1. A method of image processing, the method comprising:

determining the size of a first image to be processed, determining the number of thread blocks corresponding to a plurality of dimensions respectively according to the size of the first image and preset thread distribution information of the thread blocks, and determining the number of thread blocks to be processed according to the number of thread blocks corresponding to the plurality of dimensions respectively, wherein the size of the first image comprises the length, the width and the channel number of the first image, the preset thread distribution information comprises the number of threads of the thread blocks in the plurality of dimensions, and the plurality of dimensions comprise an x dimension, a y dimension and a z dimension;

determining the number of thread blocks which can be processed by a single SM one-time task of the GPU according to the number of threads in the thread blocks and the number of threads which can be processed by a single SM one-time period of the preset GPU;

2. The method according to claim 1, wherein determining thread distribution information to be used for a thread block according to the SM total use efficiency comprises:

3. The method according to claim 2, wherein the thread block is a multidimensional thread block, the thread distribution information includes a number of threads corresponding to each dimension, and the performing numerical adjustment on the preset thread distribution information according to a preset adjustment rule includes:

4. The method of claim 3, wherein the performing numerical adjustment on the preset thread distribution information based on the adjusted thread number corresponding to the dimension to be adjusted includes:

5. The method according to claim 1, wherein after performing image processing on the first image based on the thread distribution information to be used, further comprising:

6. The method according to any one of claims 1-5, wherein the image processing is image convolution processing.

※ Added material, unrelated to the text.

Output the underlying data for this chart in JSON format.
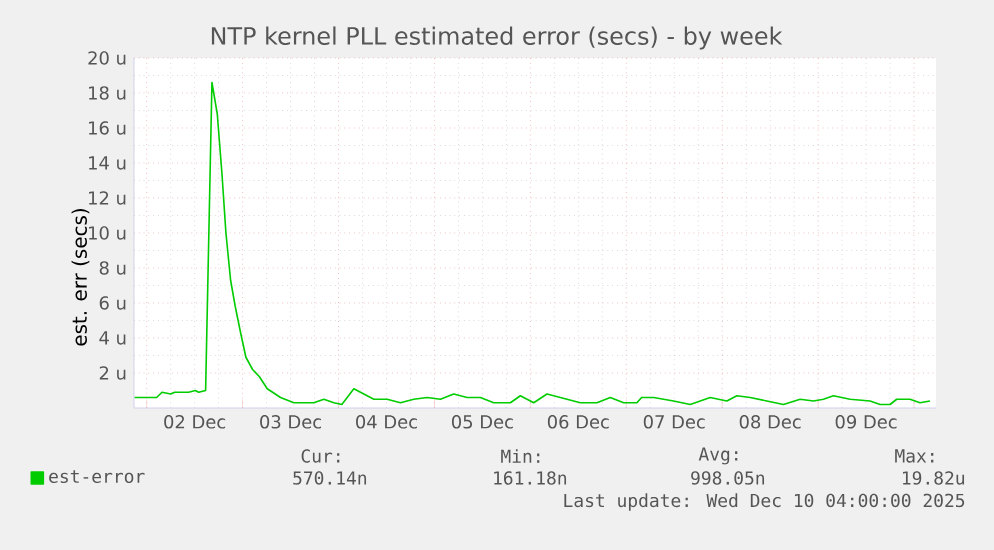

7. An apparatus for image processing, the apparatus comprising:

the device comprises a determining module, a processing module and a processing module, wherein the determining module is used for determining the size of a first image to be processed, determining the number of thread blocks corresponding to a plurality of dimensions respectively according to the size of the first image and preset thread distribution information of the thread blocks, and determining the number of the thread blocks to be processed according to the number of the thread blocks corresponding to the plurality of dimensions respectively, wherein the size of the first image comprises the length, the width and the channel number of the first image, the preset thread distribution information comprises the thread number of the thread blocks in the plurality of dimensions, and the plurality of dimensions comprise an x dimension, a y dimension and a z dimension;

8. The apparatus of claim 7, wherein the means for determining is configured to:

9. The apparatus of claim 8, wherein the thread blocks are multidimensional thread blocks, the thread distribution information includes a number of threads corresponding to each dimension, and the determining module is configured to:

10. The apparatus of claim 9, wherein the determining module is configured to:

11. The apparatus of claim 7, wherein the execution module is further to:

12. The apparatus according to any one of claims 7-11, wherein the image processing is an image convolution processing.